The Report reflects on the failure to achieve the 2005 target for gender equality in schools and identifies the need for better information and data on progress towards the Millennium Development Goals to halve extreme poverty by 2015. The Report calls for an urgent increase in economic growth targeted at poverty reduction, noting that in Sub-Saharan Africa the proportion of people living in extreme poverty has actually increased from 47% to 49%, and in Latin America the rate of extreme poverty is still 11%.
The Paris Declaration on Aid Effectiveness, signed in 2005 by more than a hundred donor and developing countries who committed to increase the impact of aid, will make a difference. Its twelve practical indicators to monitor progress will encourage accountability by donors and developing countries.
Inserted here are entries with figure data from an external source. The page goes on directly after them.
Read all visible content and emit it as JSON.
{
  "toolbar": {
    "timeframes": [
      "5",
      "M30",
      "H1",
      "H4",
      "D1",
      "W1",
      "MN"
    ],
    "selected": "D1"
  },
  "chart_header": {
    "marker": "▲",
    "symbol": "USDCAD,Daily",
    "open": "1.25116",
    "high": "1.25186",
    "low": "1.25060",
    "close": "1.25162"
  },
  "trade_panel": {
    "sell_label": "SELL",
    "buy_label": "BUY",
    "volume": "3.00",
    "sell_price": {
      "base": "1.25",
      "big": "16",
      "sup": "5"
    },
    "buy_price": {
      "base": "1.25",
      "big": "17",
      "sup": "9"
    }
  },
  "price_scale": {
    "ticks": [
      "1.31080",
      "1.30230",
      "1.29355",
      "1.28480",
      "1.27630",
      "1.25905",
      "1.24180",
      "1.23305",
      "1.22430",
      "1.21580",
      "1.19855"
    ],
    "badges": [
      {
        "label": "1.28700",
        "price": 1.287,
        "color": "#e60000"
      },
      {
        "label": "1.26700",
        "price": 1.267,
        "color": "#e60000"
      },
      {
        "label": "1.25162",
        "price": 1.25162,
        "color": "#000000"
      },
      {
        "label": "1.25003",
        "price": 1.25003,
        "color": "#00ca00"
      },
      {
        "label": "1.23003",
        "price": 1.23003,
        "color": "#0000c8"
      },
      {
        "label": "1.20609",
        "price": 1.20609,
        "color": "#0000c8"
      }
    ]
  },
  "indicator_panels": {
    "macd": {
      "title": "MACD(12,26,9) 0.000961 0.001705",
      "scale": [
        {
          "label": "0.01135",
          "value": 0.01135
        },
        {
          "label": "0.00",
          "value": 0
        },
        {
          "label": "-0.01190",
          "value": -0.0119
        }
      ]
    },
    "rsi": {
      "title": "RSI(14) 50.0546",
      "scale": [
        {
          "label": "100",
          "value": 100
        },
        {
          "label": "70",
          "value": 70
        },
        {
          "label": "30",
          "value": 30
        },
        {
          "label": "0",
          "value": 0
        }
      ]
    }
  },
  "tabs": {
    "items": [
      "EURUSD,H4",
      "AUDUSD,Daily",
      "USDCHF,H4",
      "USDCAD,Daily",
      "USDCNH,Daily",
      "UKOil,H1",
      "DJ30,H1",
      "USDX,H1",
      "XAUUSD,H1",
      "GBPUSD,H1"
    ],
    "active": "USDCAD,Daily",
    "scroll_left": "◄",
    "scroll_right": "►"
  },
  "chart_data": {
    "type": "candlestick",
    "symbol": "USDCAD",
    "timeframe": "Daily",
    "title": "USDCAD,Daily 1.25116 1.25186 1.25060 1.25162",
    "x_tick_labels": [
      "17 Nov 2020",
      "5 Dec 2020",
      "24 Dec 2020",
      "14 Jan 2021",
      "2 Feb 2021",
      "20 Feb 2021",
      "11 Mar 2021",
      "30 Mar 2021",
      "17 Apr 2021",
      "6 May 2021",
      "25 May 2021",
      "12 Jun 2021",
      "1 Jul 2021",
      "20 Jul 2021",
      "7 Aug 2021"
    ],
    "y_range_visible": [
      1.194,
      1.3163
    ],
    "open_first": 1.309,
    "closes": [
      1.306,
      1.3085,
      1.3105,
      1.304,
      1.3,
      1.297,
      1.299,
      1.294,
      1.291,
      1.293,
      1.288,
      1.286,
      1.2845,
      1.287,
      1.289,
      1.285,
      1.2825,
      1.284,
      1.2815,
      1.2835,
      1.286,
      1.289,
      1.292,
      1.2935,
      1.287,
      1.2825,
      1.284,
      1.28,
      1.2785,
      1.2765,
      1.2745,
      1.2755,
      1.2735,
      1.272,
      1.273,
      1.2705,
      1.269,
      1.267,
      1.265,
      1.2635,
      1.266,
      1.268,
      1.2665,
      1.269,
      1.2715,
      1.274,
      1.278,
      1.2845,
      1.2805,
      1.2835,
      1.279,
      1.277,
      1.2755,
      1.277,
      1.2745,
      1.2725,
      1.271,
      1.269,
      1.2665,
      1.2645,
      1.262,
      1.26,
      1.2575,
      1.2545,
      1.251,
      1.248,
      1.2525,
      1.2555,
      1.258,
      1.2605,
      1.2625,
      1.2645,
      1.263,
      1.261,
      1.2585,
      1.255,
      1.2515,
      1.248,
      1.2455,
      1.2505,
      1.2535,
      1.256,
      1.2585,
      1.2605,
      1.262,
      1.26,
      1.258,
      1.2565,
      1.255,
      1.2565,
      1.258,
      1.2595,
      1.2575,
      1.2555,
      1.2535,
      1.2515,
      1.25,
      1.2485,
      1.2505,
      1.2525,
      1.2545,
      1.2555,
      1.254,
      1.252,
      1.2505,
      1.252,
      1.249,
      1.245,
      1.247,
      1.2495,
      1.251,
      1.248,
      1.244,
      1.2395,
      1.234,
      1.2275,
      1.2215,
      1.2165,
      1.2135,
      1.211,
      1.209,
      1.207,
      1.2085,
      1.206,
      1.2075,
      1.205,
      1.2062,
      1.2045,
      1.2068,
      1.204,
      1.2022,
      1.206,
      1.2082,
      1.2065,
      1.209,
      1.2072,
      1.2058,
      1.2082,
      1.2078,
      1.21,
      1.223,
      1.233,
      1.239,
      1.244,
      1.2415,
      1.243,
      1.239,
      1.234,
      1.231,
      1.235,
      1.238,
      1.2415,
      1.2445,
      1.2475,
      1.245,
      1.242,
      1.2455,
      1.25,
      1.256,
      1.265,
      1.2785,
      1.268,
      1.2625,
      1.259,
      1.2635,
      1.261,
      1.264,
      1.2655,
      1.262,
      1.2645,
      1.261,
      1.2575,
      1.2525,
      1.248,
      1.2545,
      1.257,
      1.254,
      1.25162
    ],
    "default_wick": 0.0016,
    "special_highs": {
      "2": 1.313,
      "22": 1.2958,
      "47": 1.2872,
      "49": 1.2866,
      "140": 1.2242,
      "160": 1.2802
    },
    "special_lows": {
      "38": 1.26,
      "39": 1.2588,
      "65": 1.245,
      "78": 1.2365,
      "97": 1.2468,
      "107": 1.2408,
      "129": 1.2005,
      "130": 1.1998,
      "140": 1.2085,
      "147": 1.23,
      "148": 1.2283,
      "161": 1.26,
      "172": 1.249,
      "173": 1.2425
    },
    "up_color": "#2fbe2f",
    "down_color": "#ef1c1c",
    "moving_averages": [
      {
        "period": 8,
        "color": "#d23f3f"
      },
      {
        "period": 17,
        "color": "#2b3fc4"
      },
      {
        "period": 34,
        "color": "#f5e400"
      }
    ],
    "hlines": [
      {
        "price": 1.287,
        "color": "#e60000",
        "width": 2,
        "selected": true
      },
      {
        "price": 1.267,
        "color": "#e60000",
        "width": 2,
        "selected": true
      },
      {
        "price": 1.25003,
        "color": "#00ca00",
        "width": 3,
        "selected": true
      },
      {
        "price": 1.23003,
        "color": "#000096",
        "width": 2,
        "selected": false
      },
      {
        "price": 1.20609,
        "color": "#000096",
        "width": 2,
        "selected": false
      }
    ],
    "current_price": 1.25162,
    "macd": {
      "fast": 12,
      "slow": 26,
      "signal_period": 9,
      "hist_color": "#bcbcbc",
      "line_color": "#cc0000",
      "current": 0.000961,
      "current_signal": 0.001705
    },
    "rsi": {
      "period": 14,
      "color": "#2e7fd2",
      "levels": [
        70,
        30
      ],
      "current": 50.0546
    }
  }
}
The Report also breaks down aid provided in 2003-2004, showing that on average 53% of aid went to education, health, government infrastructure and production; debt relief accounted for 17% of aid, the highest single item in that two year period (primarily because of debt relief to the Democratic Republic of Congo in 2003); trade-related aid has increased by 50% since the Doha Ministerial Declaration in 2001; the low-income countries receive 58% of aid from donor countries, rather less than their three quarters share of people living under a dollar a day; developing countries caught up in conflict or with non-functioning governments are home to one-third of the world's poorest people, but receive less aid per head than other developing countries; Sub-Saharan Africa gets one-third of all aid; small countries get far more aid per head than large countries.